About six billion tons of sand is being extracted yearly from the floor of oceans, resulting in irreparable damage to benthic life, per a global data platform on sand as well as other kinds of sediment extraction in the marine environment.

The brand new data platform titled the Marine Sand Watch has been built by GRID-Geneva, a Centre for Analytics in the UN Environment Programme (abbreviated the UNEP).

The platform will help track and also monitor dredging activities of silt, gravel, sand, clay, and rock in the world’s marine environment, including the hotspots such as the North Sea, the East Coast of the US, and Southeast Asia, a statement by the UNEP said on 5 September 2023.

It is likely to offer information on the areas utilized for sand extraction (concessions), areas of capital and maintenance dredging, number of vessels and operators, sand trading ports or hubs, and the extraction of sediment as well as other kinds of activities by nations with their Exclusive Economic Zones.

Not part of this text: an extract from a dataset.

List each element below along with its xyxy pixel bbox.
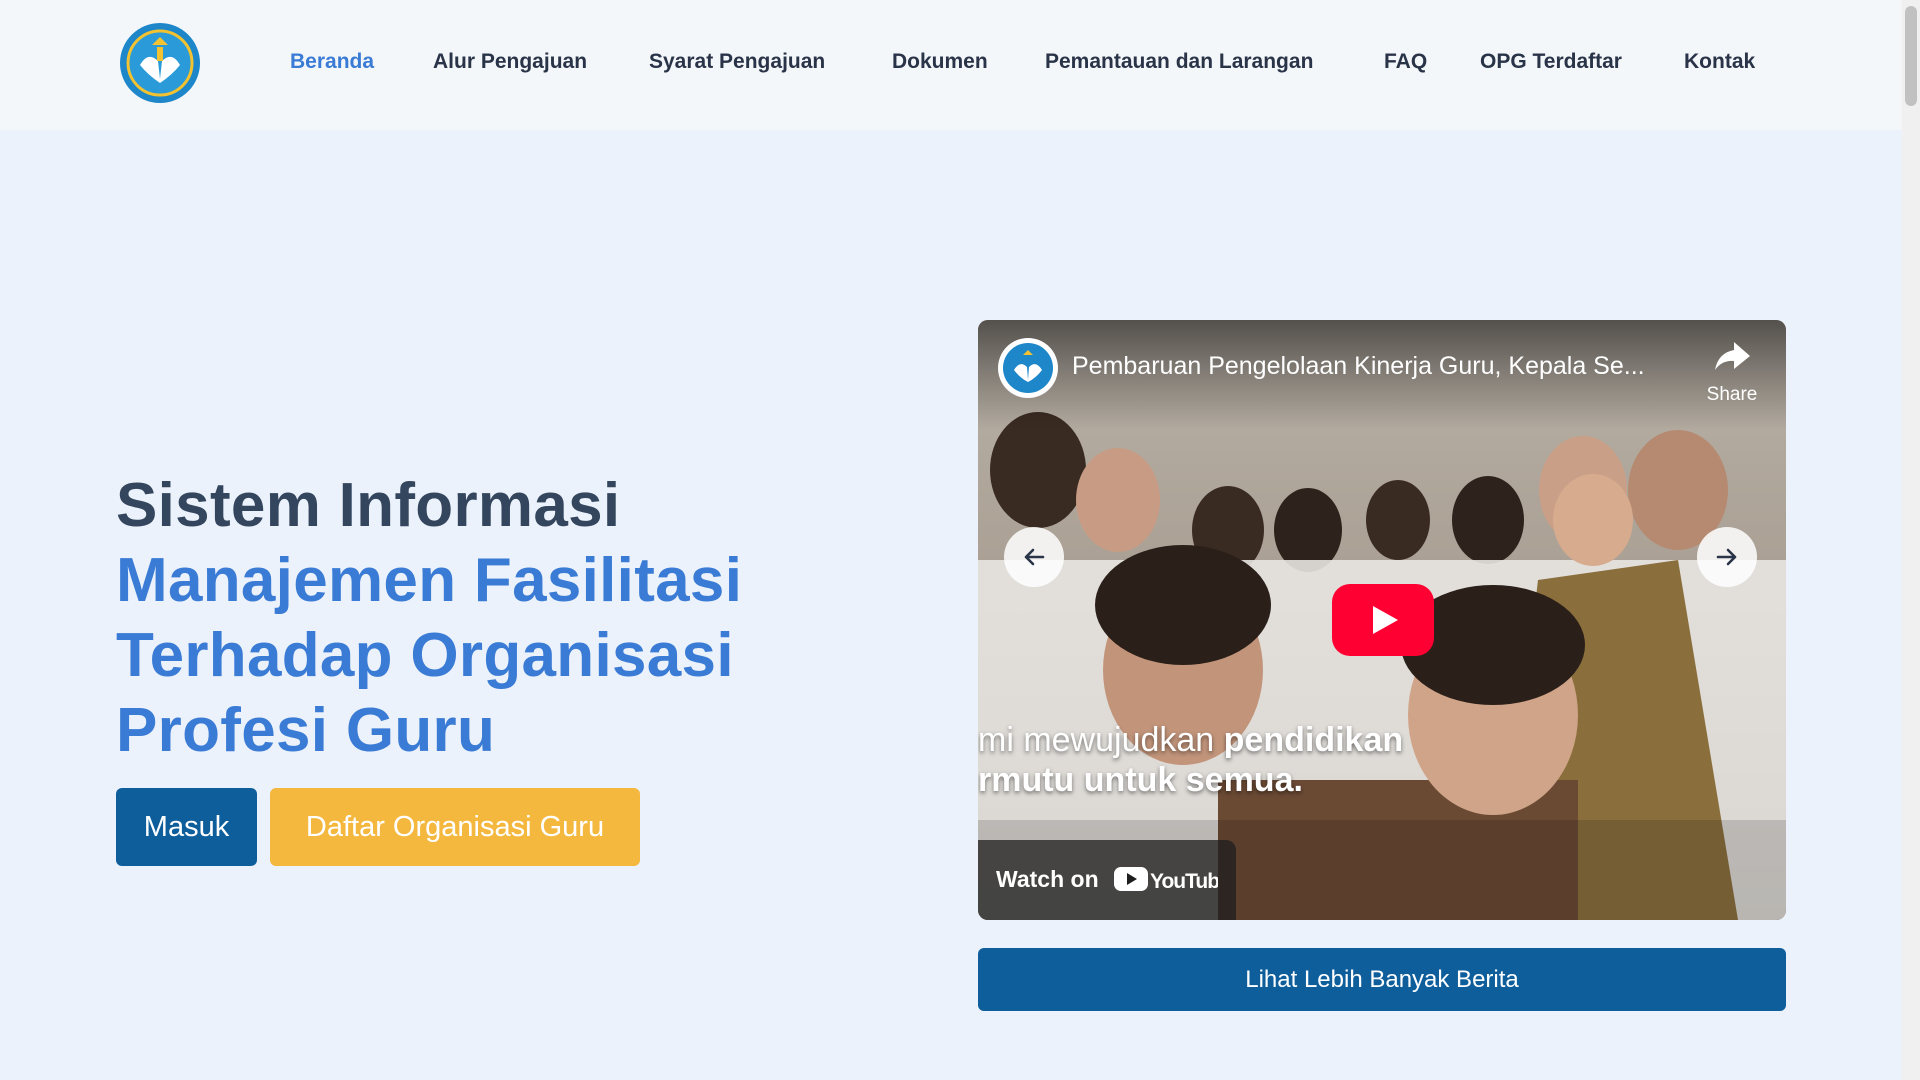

For this, it is going to make use of Automatic Identification System signals of ships as well as Artificial Intelligence for identifying operations of dredging vessels.

The platform has further estimated that between four and eight billion tons of sand are being dredged from the ocean floor each year. Further alarmingly, the number is also expected to go up to 10–16 billion tons each year, which happens to be the natural replenishment rate or the amount that rivers require to maintain marine and coastal ecosystem structure as well as function.

The extraction of sand boosts the turbidity of water. It alters nutrient availability and also results in noise pollution, affecting marine organisms massively.

Not just the benthic organisms, people who live in the coastal communities will be severely impacted by the magnitude of sand dredging, per the UNEP statement.

Coastal/Near-shore extraction can impact the salinization of aquifers and future tourist development.

Some nations — including Malaysia, Vietnam, Indonesia, Thailand, and Cambodia — have reportedly banned marine sand export in the past 20 years, while others lack legislation and effective monitoring programs.

The UNEP had reportedly called for improved monitoring of sand extraction and the use in the 2022 Sand and Sustainability report. It had recommended pausing sand extraction on pristine beaches as well as other active beach and nearshore sand systems for mining sand as a resource and also for establishing international standards when it comes to sand extraction in the marine environment.

The statement further added that the UNEP/GRID-Geneva plans on further refining the data and developing a new version of the platform to be capable of moving close to near-real-time monitoring and improving the detection capacity closer to 100% of dredging vessels, and differentiate between the classes of vessels and other related activities, per the statement.